PPPL-5293

Development of a 3-m HTS FNSF Device and the Qualifying Design and Engineering R&D needed to meet the Low AR Design Point

Authors: T. Brown,  J. Menard, R. Majeski, P. Titus, Y. Zhai

Abstract: A Fusion Nuclear Science Facility (FNSF) study based on the Spherical Tokamak (ST) confinement option has progressed through a number of stages of development to understand the requirements to establish a self-consistent conceptual design of an ST-FNSF device.  The study objective was to establish sufficient physics and engineering details needed to meet mission objectives centered on achieving tritium self-sufficiency and magnet shield protection within a configuration arrangement develop with a viable maintenance strategy that fosters high availability in the maintenance of the in-vessel components.

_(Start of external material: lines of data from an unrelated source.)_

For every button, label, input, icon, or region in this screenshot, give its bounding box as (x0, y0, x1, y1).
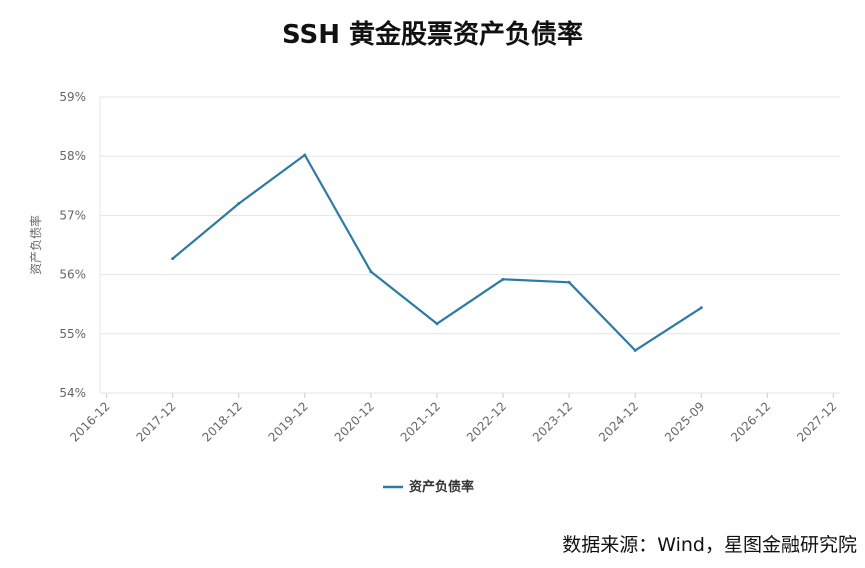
x-tick-label: 2016-12 (67, 399, 112, 444)
gridlines (99, 96, 840, 394)
series-lines (171, 153, 703, 352)
y-axis-label: 资产负债率 (28, 215, 43, 275)
data-point[interactable] (303, 153, 307, 157)
x-tick-label: 2018-12 (200, 399, 245, 444)
legend[interactable]: 资产负债率 (383, 479, 474, 495)
x-tick-label: 2027-12 (794, 399, 839, 444)
x-tick-label: 2025-09 (662, 399, 707, 444)
y-tick-labels: 54% 55% 56% 57% 58% 59% (59, 90, 86, 400)
x-tick-label: 2022-12 (464, 399, 509, 444)
data-point[interactable] (633, 348, 637, 352)
data-point[interactable] (171, 257, 175, 261)
data-point[interactable] (567, 280, 571, 284)
x-tick-label: 2020-12 (332, 399, 377, 444)
x-tick-labels: 2016-12 2017-12 2018-12 2019-12 2020-12 2021-… (67, 393, 840, 445)
data-point[interactable] (369, 270, 373, 274)
data-point[interactable] (237, 202, 241, 206)
y-tick-label: 58% (59, 149, 86, 163)
x-tick-label: 2026-12 (728, 399, 773, 444)
legend-label: 资产负债率 (409, 479, 474, 495)
data-point[interactable] (435, 322, 439, 326)
chart-title: SSH 黄金股票资产负债率 (281, 20, 584, 50)
series-line (171, 153, 702, 352)
data-point[interactable] (501, 277, 505, 281)
data-point[interactable] (699, 306, 703, 310)
data-source: 数据来源：Wind，星图金融研究院 (562, 534, 857, 556)
x-tick-label: 2021-12 (398, 399, 443, 444)
y-tick-label: 57% (59, 208, 86, 222)
x-tick-label: 2019-12 (266, 399, 311, 444)
y-tick-label: 55% (59, 327, 86, 341)
y-tick-label: 54% (59, 386, 86, 400)
x-tick-label: 2017-12 (133, 399, 178, 444)
x-tick-label: 2023-12 (530, 399, 575, 444)
y-tick-label: 56% (59, 268, 86, 282)
y-tick-label: 59% (59, 90, 86, 104)
x-tick-label: 2024-12 (596, 399, 641, 444)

The ST physics is centered on lower aspect ratio designs that offer higher confinement times, improved stability and higher beta operation when compared with the conventional high aspect ratio tokamak. One disadvantage of the small major radius ST device is the machine geometry offers limited space on the plasma inboard side for shielding to protect the toroidal field (TF) coils from neutron heating and radiation damage and space to locate an inboard tritium breeding blanket.   This is especially the case when working to define a small size FNSF device; greater inboard space is expected when an ST design is scaled to a larger DEMO device. The earlier copper ST-FNSF designs incorporated a copper center stack of wedged TF plates with joints to the outer return legs and a maintenance approach that involved dismantling horizontal legs of the TF coils to gain access to plasma components and replacing the TF coil center stack after a few years of operation, due to radiation damage. In defining a superconducting ST-FNSF device, sufficient inboard shielding is needed to protect the magnet against radiation for 3.1 FPY of operation and a thin inboard breeding blanket is needed to augment the outboard blanket system. To accomplish these requirements, two design features were pursued: incorporating high-temperature superconducting (HTS) TF coils with a winding designed for high current density (reducing the dimensional build of the TF inboard leg) and reducing the size of the plasma by moving to a device with a slightly higher aspect ratio. This paper provides the design details of the 3-m HTS ST-FNSF device - defining engineering R&D qualifying requirements, structural analysis results and any engineering defined limitations that may be imposed within a low aspect ratio tokamak environment.